On inertia and ratio type bounds for the k-independence number of a graph and their relationship

• Published in: Discrete Applied Mathematics Vol. 333; pp. 96 - 109
• Main Authors: Abiad, Aida, Dalfó, Cristina, Fiol, Miquel Àngel, Zeijlemaker, Sjanne
• Format: Journal Article
• Language: English
• Published: Elsevier B.V 15.07.2023
• Subjects: Adjacency spectrum; Independence number; k-partially walk-regular; k-power graph; Mixed integer linear programming; Polynomials; 05C50; Adjacency spectrum; Polynomials; k-partially walk-regular; Mixed integer linear programming; 05C69; k-power graph; Independence number
• ISSN: 0166-218X; 1872-6771
• DOI: 10.1016/j.dam.2023.03.015

For k≥1, the k-independence number αk of a graph is the maximum number of vertices that are mutually at distance greater than k.

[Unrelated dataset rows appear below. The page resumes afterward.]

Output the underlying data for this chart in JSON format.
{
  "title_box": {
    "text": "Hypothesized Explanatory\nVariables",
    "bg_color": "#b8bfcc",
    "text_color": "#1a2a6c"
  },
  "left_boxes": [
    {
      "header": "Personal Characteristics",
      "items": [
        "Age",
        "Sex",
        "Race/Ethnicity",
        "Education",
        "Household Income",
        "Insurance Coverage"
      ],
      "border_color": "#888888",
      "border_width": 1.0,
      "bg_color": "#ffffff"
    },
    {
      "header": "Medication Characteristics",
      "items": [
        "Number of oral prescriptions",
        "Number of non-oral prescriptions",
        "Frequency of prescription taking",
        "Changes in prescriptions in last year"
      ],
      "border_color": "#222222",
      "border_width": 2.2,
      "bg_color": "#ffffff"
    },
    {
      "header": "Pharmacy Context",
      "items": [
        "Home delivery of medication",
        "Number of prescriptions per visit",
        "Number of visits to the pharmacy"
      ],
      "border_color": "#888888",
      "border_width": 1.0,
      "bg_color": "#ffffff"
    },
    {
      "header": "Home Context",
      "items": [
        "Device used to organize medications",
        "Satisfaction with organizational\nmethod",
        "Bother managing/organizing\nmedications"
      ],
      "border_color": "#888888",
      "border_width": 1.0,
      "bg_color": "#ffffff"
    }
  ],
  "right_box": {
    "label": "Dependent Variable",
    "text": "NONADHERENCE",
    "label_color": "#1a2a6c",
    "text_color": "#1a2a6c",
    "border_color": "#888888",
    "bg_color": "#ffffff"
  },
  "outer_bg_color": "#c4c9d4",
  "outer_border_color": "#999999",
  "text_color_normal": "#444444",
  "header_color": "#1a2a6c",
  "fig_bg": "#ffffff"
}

The well-known inertia and ratio bounds for the (1-)independence number α(=α1) of a graph, due to Cvetković and Hoffman, respectively, were generalized recently for every value of k. We show that, for graphs with enough regularity, the polynomials involved in such generalizations are closely related and give exact values for αk, showing a new relationship between the inertia and ratio type bounds. Additionally, we investigate the existence and properties of the extremal case of sets of vertices that are mutually at maximum distance for walk-regular graphs. Finally, we obtain new sharp inertia and ratio type bounds for partially walk-regular graphs by using the predistance polynomials.